Teenager Fabietto Schiesa (Filippo Scotti) grows up in an unconventional family, with a prank-crazy mother Mari (Teresa Saponangela), a philandering father Saverio (Toni Servillo) and an older brother, Marchino (Marlon Joubert), who auditions for Fellini as he tries to become an actor.
And then there’s Fabietto’s foul-mouthed grandmother (Birte Berg), an impoverished Baroness (Betty Pedrazzi) who lives upstairs, and his Aunt Patrizia (Luisa Ranieri), whose ongoing mental breakdown involves stripping naked at every opportunity.
A febrile bunch, to say the least of it: and then the Argentinean genius Diego Maradona joins S.C.C. Napoli, turning Naples into the centre of the footballing universe.
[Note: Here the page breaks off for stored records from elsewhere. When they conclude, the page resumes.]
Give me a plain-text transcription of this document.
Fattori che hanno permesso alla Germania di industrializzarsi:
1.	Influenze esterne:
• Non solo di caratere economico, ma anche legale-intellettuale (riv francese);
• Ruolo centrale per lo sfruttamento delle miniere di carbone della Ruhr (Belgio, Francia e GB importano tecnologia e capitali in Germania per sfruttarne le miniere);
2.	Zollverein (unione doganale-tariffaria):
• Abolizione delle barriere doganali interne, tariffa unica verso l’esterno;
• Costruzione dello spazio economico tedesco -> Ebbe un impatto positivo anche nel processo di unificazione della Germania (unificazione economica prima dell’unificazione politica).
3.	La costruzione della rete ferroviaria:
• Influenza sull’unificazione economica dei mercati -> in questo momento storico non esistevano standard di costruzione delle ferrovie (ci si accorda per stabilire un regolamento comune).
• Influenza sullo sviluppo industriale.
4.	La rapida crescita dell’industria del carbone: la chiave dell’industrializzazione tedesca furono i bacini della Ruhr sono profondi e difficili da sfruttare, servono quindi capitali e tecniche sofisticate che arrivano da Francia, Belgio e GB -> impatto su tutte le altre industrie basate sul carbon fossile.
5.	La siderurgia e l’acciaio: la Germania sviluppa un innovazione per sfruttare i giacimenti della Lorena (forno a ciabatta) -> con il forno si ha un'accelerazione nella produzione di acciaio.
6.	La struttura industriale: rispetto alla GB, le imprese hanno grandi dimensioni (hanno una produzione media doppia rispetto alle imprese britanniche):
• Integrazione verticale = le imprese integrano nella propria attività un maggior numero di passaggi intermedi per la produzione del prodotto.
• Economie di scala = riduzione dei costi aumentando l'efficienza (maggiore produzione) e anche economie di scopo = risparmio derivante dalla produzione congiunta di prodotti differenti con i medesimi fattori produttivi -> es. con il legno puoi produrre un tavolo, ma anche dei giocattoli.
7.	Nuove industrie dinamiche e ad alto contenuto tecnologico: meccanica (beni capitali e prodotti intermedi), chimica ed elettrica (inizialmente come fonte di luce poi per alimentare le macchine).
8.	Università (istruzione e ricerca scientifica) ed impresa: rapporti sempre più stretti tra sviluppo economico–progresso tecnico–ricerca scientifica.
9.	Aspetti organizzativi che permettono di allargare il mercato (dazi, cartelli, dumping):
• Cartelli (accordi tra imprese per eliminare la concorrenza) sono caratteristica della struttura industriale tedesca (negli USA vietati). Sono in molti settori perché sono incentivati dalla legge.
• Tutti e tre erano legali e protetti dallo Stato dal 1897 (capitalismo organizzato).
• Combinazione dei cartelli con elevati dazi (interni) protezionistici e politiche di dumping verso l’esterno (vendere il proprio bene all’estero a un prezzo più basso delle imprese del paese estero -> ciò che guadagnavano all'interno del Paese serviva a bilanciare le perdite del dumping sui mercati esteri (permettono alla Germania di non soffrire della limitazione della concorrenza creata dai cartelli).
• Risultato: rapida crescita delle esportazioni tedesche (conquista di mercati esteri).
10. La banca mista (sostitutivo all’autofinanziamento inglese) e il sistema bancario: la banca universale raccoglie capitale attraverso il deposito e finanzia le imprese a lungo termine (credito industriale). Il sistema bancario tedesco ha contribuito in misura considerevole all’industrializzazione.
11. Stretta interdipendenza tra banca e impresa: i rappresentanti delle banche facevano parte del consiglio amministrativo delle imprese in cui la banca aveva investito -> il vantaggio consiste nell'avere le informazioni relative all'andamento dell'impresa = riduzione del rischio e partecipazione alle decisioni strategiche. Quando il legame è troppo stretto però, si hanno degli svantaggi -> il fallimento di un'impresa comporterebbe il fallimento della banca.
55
Written and directed by Paolo Sorrentino, The Hand of God — the title, of course, references Maradona’s infamous goal against England during the 1986 World Cup — is a charming bildungsroman, a series of vignettes in which Sorrentino pays homage to the place and people who formed him.
Reminiscent of Cinema Paradiso in its nostalgic tone and cinematically inspired narrative, the film is by turns warm-hearted, quirky, tragic and humorous, with Filippo Scotti a very likeable avatar for the young Sorrentino as he navigates the emotional and hormonal rollercoaster of his teenage years.
Cinematographer Dario D’Antonio fairly ravishes Naples with his cameras, capturing its crystal-clear light and romantic appeal with sun-drenched wide-angle shots, but also taking us deep into the city’s less salubrious quarters, where Fabietto discovers a world that is much darker and claustrophobic (and exciting) than his comfortably middle-class upbringing previously allowed.
Full of poetic flourishes, classical quotations and self-deprecatory acknowledgements of how callow youth can be, The Hand of God is a thoroughly enjoyable portrait of the artist as a young man.